[Linuxtrent] Fwd: [flug] Fwd: Re: MS SQL WORM IS DESTROYING INTERNET BLOCK PORT 1434!

  • From: Mattia Merzi <merzi@xxxxxxxxxxx>
  • To: linuxtrent@xxxxxxxxxxxxx
  • Date: Mon, 27 Jan 2003 10:35:04 +0100

----------  Messaggio inoltrato  ----------

Subject: Re: MS SQL WORM IS DESTROYING INTERNET BLOCK PORT 1434!
Date: Sun, 26 Jan 2003 10:59:49 +1100
From: Charles Miller <cmiller@xxxxxxxxxxxx>
To: Bugtraq <bugtraq@xxxxxxxxxxxxxxxxx>

Jason Coombs propagated the following meme:
> As of now we don't know who wrote the worm, but we do know that it
> looks like a concept worm with no malicious payload. There is a
> good argument to be made in favor of such worms.

There are many arguments against them, too.

1) They have the potential to seriously disrupt delivery of important
   services.

2) It takes one bug in the worm to turn it from "mostly harmless"
 into "crippling", and nobody has a spare Internet to test a worm on
 before releasing it.

3) They cause enormous problems even for those who are not directly
   to blame. Consider a co-location. You can keep your own systems
   up to date, but that's really no consolation if some idiot in the
   same facility hasn't patched their SQL Server boxen, and they melt
   the router.

4) They feed a cycle of short, sensationalist incidents that target a
   single vulnerability, and then fade into the background.

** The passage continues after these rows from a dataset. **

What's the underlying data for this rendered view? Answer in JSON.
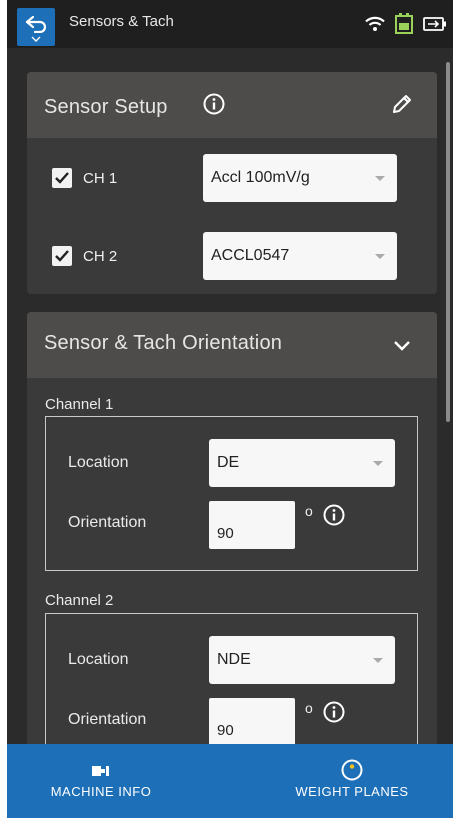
{
  "appbar": {
    "title": "Sensors & Tach"
  },
  "sensor_setup": {
    "title": "Sensor Setup",
    "channels": [
      {
        "label": "CH 1",
        "checked": true,
        "sensor": "Accl 100mV/g"
      },
      {
        "label": "CH 2",
        "checked": true,
        "sensor": "ACCL0547"
      }
    ]
  },
  "orientation": {
    "title": "Sensor & Tach Orientation",
    "location_label": "Location",
    "orientation_label": "Orientation",
    "degree_symbol": "o",
    "channels": [
      {
        "label": "Channel 1",
        "location": "DE",
        "orientation": "90"
      },
      {
        "label": "Channel 2",
        "location": "NDE",
        "orientation": "90"
      }
    ]
  },
  "bottom_nav": {
    "items": [
      {
        "label": "MACHINE INFO",
        "icon": "machine-icon"
      },
      {
        "label": "WEIGHT PLANES",
        "icon": "weight-planes-icon"
      }
    ]
  },
  "colors": {
    "accent": "#1d6fb8",
    "battery": "#9bd35a",
    "card_header": "#4e4c4a",
    "card_body": "#3a3a3a"
  }
}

5) It feeds the myth that it is "good enough" to be reactive when it
   comes to security.

6) It has no appreciable long-term benefit. Last year, it was Code
 Red and Nimda. Everyone patched their IIS servers. There was the
 Apache mod_ssl worm (to a lesser extent) that reminded everyone to
 patch their Apache servers. This year, there's Sapphire, and
 everyone patches their SQL Server boxes. Next vulnerability, next
 worm, even if it's in IIS, Apache or SQL Server again, will catch
 the _same_ people, _again_.

The solution isn't defensive worms. The solution lies in the
 recognition (seldom expressed, lest we later regret it ourselves),
 that the failure to patch a seven-month bug is NEGLIGENCE, the
 failure to firewall non- essential open ports on network servers is
 NEGLIGENCE. In other matters, the failure to implement egress
 filtering is negligence. We could probably come up with a pretty
 good baseline of what is obvious systems administration negligence
 when it comes to security.

Few worms exploit vulnerabilities that are new and unknown. Most
 exploit those that have been known for months. That it is cheaper
 for negligent administrators to wait until the worm hits, suffer a
 day of disruption and then fix the problem du jour is simply
 unacceptable. The only solution, however, is to somehow make it more
 expensive to be negligent than it is to be diligent.

This is difficult. Tort law really isn't very good at handling cases
 where a lot of people each do small amounts of damage to a lot of
 other people. Even though the aggregate effect is significant, you
 can't really put your finger quite firmly enough on who did what to
 whom. And since the Internet is decentralised, you can't be slapped
 down by some authority in charge of keeping the 'net healthy.

There's always the doomsday scenario. Maybe if this worm had caused
 major data-loss, there _would_ be some lasting effect? Or maybe the
 admins would have just restored from backup. Who knows?

Charles Miller

--
"Bill Gates reports on security progress made and the challenges
 ahead." -- Microsoft's Homepage, on the day an SQL Server bug
 crippled large sections of the Internet.